我正在编写一个函数来执行向后逐步特征选择。我使用foreach作为内部循环,假设并行可以节省一些时间。但是,进程查看器显示它在第一次迭代中仅使用多个线程。如果使用%do%
而不是%dopar%
,则代码在一个线程上正常工作。
thedata # my data
fit.ols # model on thedata
cl <- makeCluster(2)
registerDoParallel(cl)
for (i in 1:(nv - max(0,nk - 1))) {
fit2.ols <- fit.ols
pname <- names(fit.ols$Design$unit)
pname2 <- fit.ols$Design$name
pterm <- attr(fit.ols$terms, "term.labels")

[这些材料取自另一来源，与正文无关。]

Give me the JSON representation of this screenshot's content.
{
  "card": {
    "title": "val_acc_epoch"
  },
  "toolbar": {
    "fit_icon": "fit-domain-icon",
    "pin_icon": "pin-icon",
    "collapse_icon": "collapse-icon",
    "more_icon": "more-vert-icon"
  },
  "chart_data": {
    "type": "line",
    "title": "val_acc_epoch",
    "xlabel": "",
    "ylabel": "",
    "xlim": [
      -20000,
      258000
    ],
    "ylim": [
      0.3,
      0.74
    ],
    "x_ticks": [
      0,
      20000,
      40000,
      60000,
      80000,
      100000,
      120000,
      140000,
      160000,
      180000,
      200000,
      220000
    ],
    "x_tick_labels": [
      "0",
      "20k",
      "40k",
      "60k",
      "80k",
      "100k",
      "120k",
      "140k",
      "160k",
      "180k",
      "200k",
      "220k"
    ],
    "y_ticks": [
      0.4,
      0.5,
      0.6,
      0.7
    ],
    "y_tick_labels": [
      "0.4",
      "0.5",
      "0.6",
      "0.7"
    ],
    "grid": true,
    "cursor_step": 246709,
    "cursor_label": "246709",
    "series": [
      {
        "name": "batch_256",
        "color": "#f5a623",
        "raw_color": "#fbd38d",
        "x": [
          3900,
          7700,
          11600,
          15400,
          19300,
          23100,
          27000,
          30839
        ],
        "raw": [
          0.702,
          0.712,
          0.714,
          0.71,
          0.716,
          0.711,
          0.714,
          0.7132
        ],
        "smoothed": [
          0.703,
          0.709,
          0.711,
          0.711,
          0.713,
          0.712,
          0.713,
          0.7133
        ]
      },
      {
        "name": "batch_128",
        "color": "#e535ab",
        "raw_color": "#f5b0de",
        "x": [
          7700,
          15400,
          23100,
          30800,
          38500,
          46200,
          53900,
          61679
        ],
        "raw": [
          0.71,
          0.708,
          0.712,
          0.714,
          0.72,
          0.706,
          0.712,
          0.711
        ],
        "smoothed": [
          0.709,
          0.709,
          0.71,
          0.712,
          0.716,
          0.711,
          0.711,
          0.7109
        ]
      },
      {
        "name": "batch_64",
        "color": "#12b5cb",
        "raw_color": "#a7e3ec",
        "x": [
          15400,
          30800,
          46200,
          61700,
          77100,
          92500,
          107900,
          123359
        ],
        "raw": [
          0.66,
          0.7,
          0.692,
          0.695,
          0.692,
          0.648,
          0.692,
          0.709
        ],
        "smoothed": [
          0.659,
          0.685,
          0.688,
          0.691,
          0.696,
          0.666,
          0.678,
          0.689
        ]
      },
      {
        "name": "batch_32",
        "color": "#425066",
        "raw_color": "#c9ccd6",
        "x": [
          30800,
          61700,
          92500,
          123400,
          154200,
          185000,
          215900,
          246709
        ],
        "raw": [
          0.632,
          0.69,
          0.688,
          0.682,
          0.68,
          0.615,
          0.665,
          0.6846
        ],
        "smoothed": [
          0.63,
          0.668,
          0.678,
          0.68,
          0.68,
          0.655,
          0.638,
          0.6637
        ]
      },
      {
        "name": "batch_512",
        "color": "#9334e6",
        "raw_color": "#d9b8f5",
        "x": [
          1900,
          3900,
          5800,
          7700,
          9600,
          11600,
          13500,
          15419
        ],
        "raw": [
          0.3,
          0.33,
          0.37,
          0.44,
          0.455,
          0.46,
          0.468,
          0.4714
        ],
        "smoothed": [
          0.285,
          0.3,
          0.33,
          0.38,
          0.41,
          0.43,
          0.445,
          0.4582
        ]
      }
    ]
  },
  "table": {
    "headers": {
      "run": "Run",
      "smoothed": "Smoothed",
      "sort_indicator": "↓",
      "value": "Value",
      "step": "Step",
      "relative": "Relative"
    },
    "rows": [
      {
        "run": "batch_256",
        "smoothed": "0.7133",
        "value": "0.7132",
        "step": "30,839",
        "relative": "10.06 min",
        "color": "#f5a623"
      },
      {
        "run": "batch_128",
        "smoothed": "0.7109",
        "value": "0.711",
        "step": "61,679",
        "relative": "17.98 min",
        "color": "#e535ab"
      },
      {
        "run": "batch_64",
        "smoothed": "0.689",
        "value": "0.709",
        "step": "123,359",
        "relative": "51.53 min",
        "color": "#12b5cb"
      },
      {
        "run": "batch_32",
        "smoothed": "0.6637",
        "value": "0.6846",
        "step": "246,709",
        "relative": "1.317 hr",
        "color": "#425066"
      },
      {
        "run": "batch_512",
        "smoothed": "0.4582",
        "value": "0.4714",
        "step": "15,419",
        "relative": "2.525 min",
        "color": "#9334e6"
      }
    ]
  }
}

drop1Model <- foreach (j = pname,
.packages = c("rms", "stats"),
.export = c("thedata", "pname2", "pterm")) %dopar% {
drop.var <- j
remove.index <-
which(unlist(lapply(strsplit(pname2," \\* "),
function(x)
any(!is.na(match(j,x))))))
remove.term <- pterm[remove.index]
model <- update(fit.ols,
as.formula(paste(
".~ . - ", paste(remove.term, collapse = "-"), sep = ""
)))
drop1Model <- list(drop.var = drop.var,
remove.index = remove.index,
remove.term = remove.term,
model = model)
}
# browser()c
rsq <-
sapply(drop1Model,function(x)
x$model$stats["R2"])
max.rsq <- max(rsq)
drop.index <- which(rsq == max.rsq)[1]
fit.ols <- drop1Model[[drop.index]]$model
dropTerms[[i]] <- drop1Model[[drop.index]]$remove.term
res[i + 1, 1] <- drop1Model[[drop.index]]$drop.var
res[i + 1, 2:3] <- c(i, fit.ols$stats[["R2"]])
if (fit.ols$stats[["R2"]] <= cutoff) {
minimodel <- fit2.ols
}
}
注意:我在Ubuntu 14.04上使用R 3.2.5和最新的rms,foreach和doParallel包。